It Surprised Me That He Hit Her
June 11, 2013 § Leave a comment
“To Catch A Thief” (1955), directed by Alfred Hitchcock, screenplay by John Michael Hayes, from a novel by David Dodge.
I’ve seen Hitchcock’s “To Catch a Thief” several times. Years ago. Maybe never watching closely.
This time, really watching, I jolted when Cary Grant hit Brigitte Auber.
Bet not. She didn’t wear couture or feature in any seductive, glamorous close up shots. Those were reserved for Grace Kelly, Grant’s love interest AND undeniably the most gorgeous thing on set.
Brigitte played Danielle, the young woman who is the true cat burglar in the story.
She lights into Grant at her father’s funeral. Basically, her father was fallout from Grant’s struggles to prove he’s innocent of recent burglaries. Danielle got her father killed- one way of looking at it. And she’s understandably overwrought.

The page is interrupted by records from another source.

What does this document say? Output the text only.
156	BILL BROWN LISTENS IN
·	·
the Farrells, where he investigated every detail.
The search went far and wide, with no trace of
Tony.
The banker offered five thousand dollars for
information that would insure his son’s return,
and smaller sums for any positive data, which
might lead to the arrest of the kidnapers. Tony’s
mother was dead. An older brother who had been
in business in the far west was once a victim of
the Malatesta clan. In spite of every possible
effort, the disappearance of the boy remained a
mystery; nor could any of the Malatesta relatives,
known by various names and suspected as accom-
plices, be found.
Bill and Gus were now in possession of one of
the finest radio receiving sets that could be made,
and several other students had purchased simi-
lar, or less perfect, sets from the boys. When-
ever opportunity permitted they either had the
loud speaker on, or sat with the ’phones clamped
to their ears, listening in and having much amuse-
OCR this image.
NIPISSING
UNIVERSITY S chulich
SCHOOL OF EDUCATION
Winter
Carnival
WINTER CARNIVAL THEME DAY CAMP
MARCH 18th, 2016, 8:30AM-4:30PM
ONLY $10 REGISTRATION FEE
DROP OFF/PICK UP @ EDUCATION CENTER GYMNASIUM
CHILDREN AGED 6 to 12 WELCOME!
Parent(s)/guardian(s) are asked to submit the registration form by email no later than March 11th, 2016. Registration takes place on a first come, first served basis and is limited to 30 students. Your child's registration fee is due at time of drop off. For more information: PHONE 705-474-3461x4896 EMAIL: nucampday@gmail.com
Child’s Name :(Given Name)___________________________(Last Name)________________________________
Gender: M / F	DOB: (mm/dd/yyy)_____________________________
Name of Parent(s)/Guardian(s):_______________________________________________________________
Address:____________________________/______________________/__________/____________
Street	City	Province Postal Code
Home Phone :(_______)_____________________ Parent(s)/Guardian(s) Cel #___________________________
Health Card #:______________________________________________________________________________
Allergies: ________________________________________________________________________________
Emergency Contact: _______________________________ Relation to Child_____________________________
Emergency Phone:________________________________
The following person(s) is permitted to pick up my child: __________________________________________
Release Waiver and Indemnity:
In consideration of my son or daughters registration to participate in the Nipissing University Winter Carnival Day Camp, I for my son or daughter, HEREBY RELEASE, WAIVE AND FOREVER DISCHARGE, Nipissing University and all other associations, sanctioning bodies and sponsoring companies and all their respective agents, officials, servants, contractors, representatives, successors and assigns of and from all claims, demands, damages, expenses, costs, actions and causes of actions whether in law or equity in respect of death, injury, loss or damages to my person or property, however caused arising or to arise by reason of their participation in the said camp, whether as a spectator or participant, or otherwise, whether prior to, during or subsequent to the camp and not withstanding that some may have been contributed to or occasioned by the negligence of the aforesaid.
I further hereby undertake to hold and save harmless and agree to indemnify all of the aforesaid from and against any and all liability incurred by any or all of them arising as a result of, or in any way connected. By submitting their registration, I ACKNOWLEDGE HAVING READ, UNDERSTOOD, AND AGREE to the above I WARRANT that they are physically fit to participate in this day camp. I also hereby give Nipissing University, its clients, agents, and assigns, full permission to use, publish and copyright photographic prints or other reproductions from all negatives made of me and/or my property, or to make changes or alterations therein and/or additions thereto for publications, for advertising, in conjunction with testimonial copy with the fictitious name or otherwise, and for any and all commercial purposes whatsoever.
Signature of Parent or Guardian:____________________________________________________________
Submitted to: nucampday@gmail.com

She, in her ranting, gives voice to a band of former French Resistance cronies, accusing Grant of putting them all into jeopardy. And there’s probably a fair amount of scorned lover going on, too. Danielle is the ugly duckling who needs to accept her place, leave Grant alone, and we movie watchers know it. Grant and Kelly are the couple. We want that. It’s clear.
And Danielle needs to be “put in her place” at the funeral, too; calmed, quieted.
The story line requires she be quelled. We must (and do) see that Grant is now a hero in spite of his old stealing habit. He’s reformed, he’s penitent. He’s even considered, by none other than the victim of the most recent burglary, Grace Kelly’s character’s mother, to be a rung up from her rascal and self-made millionaire husband. Suitable for her daughter both in spirit and humility. Not perfect. Reformed.
So, here’s why I jolted.
Would we, today, want that character, Grant’s, the spirited, humbled former bad guy, whom we are meant to adore in the end, to flat out slap a young girl in the face and, except for the few seconds of awkwardly choreographed fumbling when some funeral guests jump him, get away with it? Nothing more “said” on screen? Tacit agreement?
Is there movie history about this slap? Was it commonly accepted that leading men slapped problematic women in movies in the 1950’s?
Angelina Jolie, for instance, gets slapped around pretty badly in “Salt.” And she gives as good as she gets. It’s scripted. Many movies script slaps these days. The slapped women do, however, tend to be leading ladies and also tend to get vengeance.
Back to “To Catch a Thief.” There’s something off about a director, producer, and more chillingly, an audience, or all three, letting that weird and unsettling slap happen.
More noble for Grant to have raised his hand, then decided against it, and walked away.
Again, I ask, and in truth, I hope: “Was that just the ‘50’s?”
Hey, maybe I’m too sensitive. But I sure haven’t ever slapped any girls in the face.